A panel of social commentators, public officials and artists are meeting on Tuesday 19 November to ask ‘public art – what’s the point?’
Strathclyde Partnership for Transport (SPT) is hosting an Institute of Ideas live debate at the Glasgow Film Theatre on the role and relevance of public art.
Claire Fox, Institute of Ideas Director and panellist for BBC Radio 4’s Moral Maze, will be chairing the debate. On the night people will have the opportunity to hear views from acclaimed contemporary artists, and Glasgow School of Art alumni, Toby Paterson and Andy Scott. SPT elected member, North Lanarkshire Councillor David Fagan and sociologist and cultural commentator Dr Tiffany Jenkins will also be joining the panel.
The debate is a satellite event as part of the Institute of Idea’s annual London based Battle of Ideas festival. It comes at a time when, as part of the on-going Subway Modernisation project, SPT has pledged to install works of art in all 15 stations on the Subway network.
SPT elected member David Fagan said:
“I’m a big advocate of public art being truly public and delighted that SPT – as part of Subway modernisation plans – has made a commitment to making art available to the millions of passengers who use the network every year.

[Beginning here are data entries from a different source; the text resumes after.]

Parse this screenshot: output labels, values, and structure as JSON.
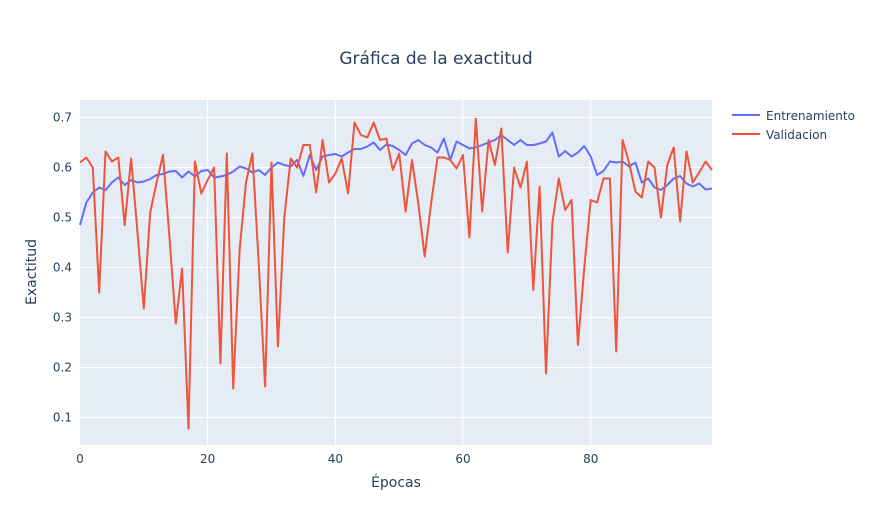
{
  "chart_data": {
    "type": "line",
    "title": "Gráfica de la exactitud",
    "xlabel": "Épocas",
    "ylabel": "Exactitud",
    "xlim": [
      0,
      99
    ],
    "ylim": [
      0.045,
      0.735
    ],
    "xticks": [
      0,
      20,
      40,
      60,
      80
    ],
    "yticks": [
      0.1,
      0.2,
      0.3,
      0.4,
      0.5,
      0.6,
      0.7
    ],
    "grid": true,
    "legend_position": "top-right",
    "background": "#E5ECF6",
    "series": [
      {
        "name": "Entrenamiento",
        "color": "#636EFA",
        "values": [
          0.485,
          0.53,
          0.55,
          0.56,
          0.555,
          0.57,
          0.58,
          0.565,
          0.575,
          0.57,
          0.572,
          0.577,
          0.585,
          0.587,
          0.592,
          0.593,
          0.58,
          0.592,
          0.582,
          0.593,
          0.595,
          0.58,
          0.582,
          0.585,
          0.592,
          0.602,
          0.598,
          0.59,
          0.595,
          0.585,
          0.6,
          0.61,
          0.605,
          0.602,
          0.615,
          0.583,
          0.625,
          0.595,
          0.622,
          0.625,
          0.627,
          0.622,
          0.63,
          0.637,
          0.637,
          0.642,
          0.65,
          0.635,
          0.646,
          0.643,
          0.635,
          0.625,
          0.648,
          0.655,
          0.645,
          0.64,
          0.63,
          0.658,
          0.615,
          0.652,
          0.645,
          0.638,
          0.64,
          0.645,
          0.65,
          0.655,
          0.665,
          0.655,
          0.645,
          0.655,
          0.645,
          0.645,
          0.648,
          0.652,
          0.67,
          0.622,
          0.633,
          0.622,
          0.63,
          0.643,
          0.622,
          0.585,
          0.593,
          0.612,
          0.61,
          0.612,
          0.602,
          0.61,
          0.57,
          0.578,
          0.56,
          0.555,
          0.565,
          0.578,
          0.583,
          0.568,
          0.562,
          0.568,
          0.556,
          0.558
        ]
      },
      {
        "name": "Validacion",
        "color": "#EF553B",
        "values": [
          0.61,
          0.62,
          0.6,
          0.35,
          0.632,
          0.612,
          0.62,
          0.485,
          0.618,
          0.47,
          0.318,
          0.51,
          0.57,
          0.625,
          0.462,
          0.288,
          0.398,
          0.078,
          0.612,
          0.548,
          0.575,
          0.6,
          0.208,
          0.628,
          0.158,
          0.435,
          0.57,
          0.628,
          0.41,
          0.162,
          0.61,
          0.242,
          0.5,
          0.618,
          0.6,
          0.645,
          0.645,
          0.55,
          0.655,
          0.57,
          0.588,
          0.618,
          0.548,
          0.69,
          0.665,
          0.66,
          0.69,
          0.655,
          0.658,
          0.595,
          0.628,
          0.512,
          0.615,
          0.528,
          0.422,
          0.528,
          0.62,
          0.62,
          0.615,
          0.598,
          0.625,
          0.46,
          0.698,
          0.512,
          0.655,
          0.605,
          0.678,
          0.43,
          0.6,
          0.56,
          0.612,
          0.355,
          0.562,
          0.188,
          0.49,
          0.578,
          0.515,
          0.535,
          0.245,
          0.4,
          0.535,
          0.53,
          0.578,
          0.578,
          0.232,
          0.655,
          0.61,
          0.552,
          0.54,
          0.612,
          0.6,
          0.5,
          0.605,
          0.64,
          0.492,
          0.632,
          0.57,
          0.59,
          0.612,
          0.595
        ]
      }
    ]
  }
}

We believe it enriches the Subway environment and our customers’ journey experience.
“The response to Alasdair Gray’s mural commissioned for Hillhead station has been overwhelmingly positive and we have very exciting plans which includes world-class artists, lined up for stations about to undergo refurbishment in the coming years.
“This event gives us a great opportunity to engage with our audience and give them an insight into why we are developing an art strategy and why we believe it is so important to share an enjoyment of contemporary art with our customers.”
The Battle of Ideas, the brain child of Claire Fox, is a forum for no-holds barred public debate on key questions facing society today on everything from politics and science to the arts and education. Speaking about the event, Claire said:
“Whatever the topic, we think it’s vital that we examine these issues from the perspectives of principle rather than just cost/benefit. It’s our duty, whether on a platform or as members of the public, to critically examine and rigorously debate the ideas shaping the future.
“As Glasgow’s Subway is bringing the question of public art to the fore there couldn’t be a better time for the Battle to be adding Glasgow to the ever-growing list of international cities we work in.
“At a time when so much debate around public projects focuses on their instrumental economic and social worth, it’s also deeply refreshing to have the opportunity to ask probing questions about their artistic value: do we, the public, even need art all over our cities? Should local authorities simply stick to what they know best?”